Keşke ben sen olsam;
Bu kadar sevilmenin tadını çıkarsam.."-Özdemir Asaf
***
Asel'denBenim yaşadıklarım kolay değildi, hele ki yaşayacaklarım hiç kolay olmayacaktı sevmediğimi bir adamla hergün aynı yastığa baş koyacaktım. Sahi bir ömür geçer miydi sevmediğim bir adamla?
Şu an aynanın karşısında titreyen ellerim ile patlamış dudağıma pansuman yapıyordum. Benim bu hayattan istediğim tek şey beni bende çok seven bir adam, yaralarımı saracak onlara merhem olacak bir adam buydu bu haytan istediğim...
Fakat siirt bunu bana haram kılmıştı ve sevmediğim bir adamla bir ömür geçirmeye beni mahkum etmişti...
Yarın sevmediğim bir adama mühürlenecektim, buna mecburdum...
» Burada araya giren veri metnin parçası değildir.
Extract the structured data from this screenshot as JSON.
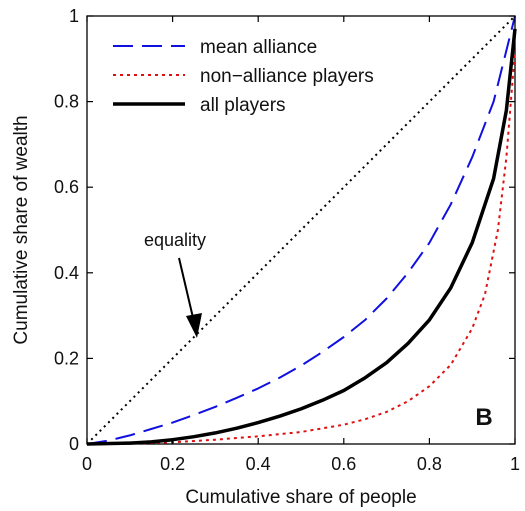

Oturduğum yerden kalktım ve çıplak ayaklarım ile balkona yürüdüm, ayaklarım soğuk zeminle buluştuğunda üşüyordum, kar yağıyordu içime buz kesiyordum. Bunun nedeni üşümem değildi bunun nedeni aldığım derin yaralardı.
Yüzüme aldığım, gözüken yaralarımı kendim sarmıştım, peki ya içine aldığım sürekli kanayan yaraları mı kim saracaktı?
Başımı içim gibi kara olan gökyüzüne çevirdim, dudaklarımı araladım ve dertlerimi siirte anlatmaya başladım.
Tek, tek, küçük, büyük fark etmeden hepsini anlatmaya başladım...Her gün yenileri ekleniyordu hepsi canımı bir daha yakıyordu ve içimi kanatıyordu...
"Duy beni siirt, duy! Siirt buğün sevdiğimi bana haram kıldılar, öldüm ben duy beni siirt öldüm! Kendi babam kendi canından olmayan biri için beni yaktı siirt! Duy artık öldüm ben" dedim ölü sesim ile...
Derdimi geceye anlatım beni dinledikçe daha çok karardı...
Yavaş adımlar ile odaya girdim ve titreyen vücüdümu yatağa bırakıp, ağlamaya devam ettim...
***
Gözlerimi baş ağrısı ile açtım sabaha karşı ağlayarak uyukuya dalmıştım baş ağrım onun için olmalıydı.Kapım hızlı ve sert bir şekilde açıldı Berfuydu her zaman ki küçümseyici bakışlarını üzerimde gezdirdi.